Insurance makes sense on the big things in life, like your house or your health. The cost of fixing either can be astronomical. But the pain of repairing consumer electronics—even pricey ones like a laptop—is still relatively limited.

Extended gadget insurance plans are only worth it for niche cases, like people with an extremely advanced case of klutziness. Insurance programs like AppleCare can also be helpful to those who need always-on-call phone tech support, beyond the great free service Apple offers.

Yet for most of us, here’s a better plan from Richard Thaler, a renowned economist at the University of Chicago Booth School of Business: “Every time someone offers to sell you insurance on a non-large purchase say no, and take that money and put it into a rainy-day account. With any luck, there will be plenty of money in that account the next time you drop your iPhone.”

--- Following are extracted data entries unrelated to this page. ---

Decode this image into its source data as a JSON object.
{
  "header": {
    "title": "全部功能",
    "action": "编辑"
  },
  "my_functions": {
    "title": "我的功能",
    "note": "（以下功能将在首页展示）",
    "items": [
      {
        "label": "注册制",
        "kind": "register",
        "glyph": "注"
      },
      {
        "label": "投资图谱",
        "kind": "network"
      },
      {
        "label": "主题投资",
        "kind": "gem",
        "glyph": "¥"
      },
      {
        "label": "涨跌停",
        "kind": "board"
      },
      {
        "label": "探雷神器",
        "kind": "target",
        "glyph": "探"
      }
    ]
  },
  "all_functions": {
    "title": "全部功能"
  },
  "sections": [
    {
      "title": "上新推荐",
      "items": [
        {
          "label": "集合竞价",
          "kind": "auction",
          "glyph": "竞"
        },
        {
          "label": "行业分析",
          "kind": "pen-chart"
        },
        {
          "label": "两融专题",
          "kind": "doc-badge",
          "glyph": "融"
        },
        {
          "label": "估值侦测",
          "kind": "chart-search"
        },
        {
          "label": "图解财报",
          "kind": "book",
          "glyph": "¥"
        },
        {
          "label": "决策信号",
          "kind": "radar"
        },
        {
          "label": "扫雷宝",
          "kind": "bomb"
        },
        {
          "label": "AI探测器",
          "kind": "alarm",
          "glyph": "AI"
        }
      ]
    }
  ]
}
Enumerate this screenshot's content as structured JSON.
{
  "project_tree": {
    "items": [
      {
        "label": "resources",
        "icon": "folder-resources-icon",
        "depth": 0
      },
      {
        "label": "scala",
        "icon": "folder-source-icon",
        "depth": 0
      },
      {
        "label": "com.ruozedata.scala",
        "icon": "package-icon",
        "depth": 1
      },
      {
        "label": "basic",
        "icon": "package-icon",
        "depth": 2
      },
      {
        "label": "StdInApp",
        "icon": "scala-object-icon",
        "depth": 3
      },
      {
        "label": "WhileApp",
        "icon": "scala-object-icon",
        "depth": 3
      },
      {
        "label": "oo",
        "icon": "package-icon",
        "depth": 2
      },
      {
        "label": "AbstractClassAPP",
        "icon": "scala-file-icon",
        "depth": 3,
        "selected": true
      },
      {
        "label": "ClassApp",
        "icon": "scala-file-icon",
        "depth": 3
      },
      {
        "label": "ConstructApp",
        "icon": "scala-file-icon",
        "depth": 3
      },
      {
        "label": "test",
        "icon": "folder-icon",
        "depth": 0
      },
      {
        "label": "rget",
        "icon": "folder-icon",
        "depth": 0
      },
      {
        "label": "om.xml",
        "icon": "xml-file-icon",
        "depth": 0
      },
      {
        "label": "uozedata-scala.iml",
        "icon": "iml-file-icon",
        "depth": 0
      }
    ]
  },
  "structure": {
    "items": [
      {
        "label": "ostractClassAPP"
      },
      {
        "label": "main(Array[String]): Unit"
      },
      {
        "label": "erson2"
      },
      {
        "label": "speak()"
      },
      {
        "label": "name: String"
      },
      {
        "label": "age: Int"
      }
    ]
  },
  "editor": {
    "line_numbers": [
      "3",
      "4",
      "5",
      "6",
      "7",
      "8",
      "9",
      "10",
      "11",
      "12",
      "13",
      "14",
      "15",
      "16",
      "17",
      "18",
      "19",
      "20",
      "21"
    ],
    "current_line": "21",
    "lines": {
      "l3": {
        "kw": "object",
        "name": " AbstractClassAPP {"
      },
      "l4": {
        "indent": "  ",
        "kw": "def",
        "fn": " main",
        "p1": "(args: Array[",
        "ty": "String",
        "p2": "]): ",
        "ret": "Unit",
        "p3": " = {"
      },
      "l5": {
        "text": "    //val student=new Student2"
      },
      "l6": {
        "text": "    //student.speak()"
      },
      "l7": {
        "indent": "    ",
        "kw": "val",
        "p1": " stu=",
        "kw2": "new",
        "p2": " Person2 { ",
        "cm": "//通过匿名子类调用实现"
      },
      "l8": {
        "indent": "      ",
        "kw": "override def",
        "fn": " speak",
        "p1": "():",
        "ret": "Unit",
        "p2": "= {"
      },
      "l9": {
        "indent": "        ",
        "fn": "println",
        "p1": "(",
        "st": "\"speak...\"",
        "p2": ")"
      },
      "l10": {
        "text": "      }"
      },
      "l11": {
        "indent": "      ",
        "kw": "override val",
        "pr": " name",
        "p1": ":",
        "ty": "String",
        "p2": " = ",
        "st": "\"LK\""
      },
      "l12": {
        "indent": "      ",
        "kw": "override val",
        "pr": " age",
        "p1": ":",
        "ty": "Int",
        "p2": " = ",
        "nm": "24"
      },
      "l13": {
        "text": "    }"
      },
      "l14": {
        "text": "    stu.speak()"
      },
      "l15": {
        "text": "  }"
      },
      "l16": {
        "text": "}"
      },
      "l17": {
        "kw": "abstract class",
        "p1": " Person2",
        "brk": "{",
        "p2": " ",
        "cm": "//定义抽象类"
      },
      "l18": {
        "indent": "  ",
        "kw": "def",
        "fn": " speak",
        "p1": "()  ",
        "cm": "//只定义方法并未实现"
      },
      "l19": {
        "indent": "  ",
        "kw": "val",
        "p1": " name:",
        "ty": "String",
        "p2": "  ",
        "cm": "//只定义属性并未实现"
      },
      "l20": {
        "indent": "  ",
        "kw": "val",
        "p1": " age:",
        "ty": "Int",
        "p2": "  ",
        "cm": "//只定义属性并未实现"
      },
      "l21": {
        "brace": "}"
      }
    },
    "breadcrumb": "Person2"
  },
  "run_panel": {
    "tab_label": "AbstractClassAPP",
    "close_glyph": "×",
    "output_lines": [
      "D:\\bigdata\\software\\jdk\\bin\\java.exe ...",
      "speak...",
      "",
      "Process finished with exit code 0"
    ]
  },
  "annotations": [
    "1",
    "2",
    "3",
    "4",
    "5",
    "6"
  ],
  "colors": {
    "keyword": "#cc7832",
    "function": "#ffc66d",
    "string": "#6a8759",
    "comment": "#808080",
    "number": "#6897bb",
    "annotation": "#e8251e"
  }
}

A few data points nod to the risks. Smartphones that live in back pockets and sweaty palms are perhaps more vulnerable to accidental destruction than TVs and laptops. A repair firm called iCracked that offers an insurance program told me that 20% of customers with an iPhone 6 crack the screen within a year of buying. SquareTrade, another warranty insurance firm, says a third of its mobile phone customers file a claim at some point. A good case would likely reduce your risk, but I’ve not seen any data on the subject.

Consumer Reports, which generally recommends avoiding extended warranty insurance plans, says only 15% of buyers got a new phone because the old one broke, and only 2% because it was lost or stolen, based on a reader survey.

If you do crack your phone, many warranties don’t look like a great deal when you tally the cost of a fix. Any iPhone owner can walk into an Apple store or authorized repair center and have an iPhone 6 screen fixed for $109. You might have to wait, but there’s no extended warranty insurance required.

So, who might actually benefit from an add-on warranty insurance?

  1. The seriously accident-prone
  2. Those needing extra help
  3. Time-sensitive people (Just know what you’re buying isn’t as much a warranty as it is a luxury).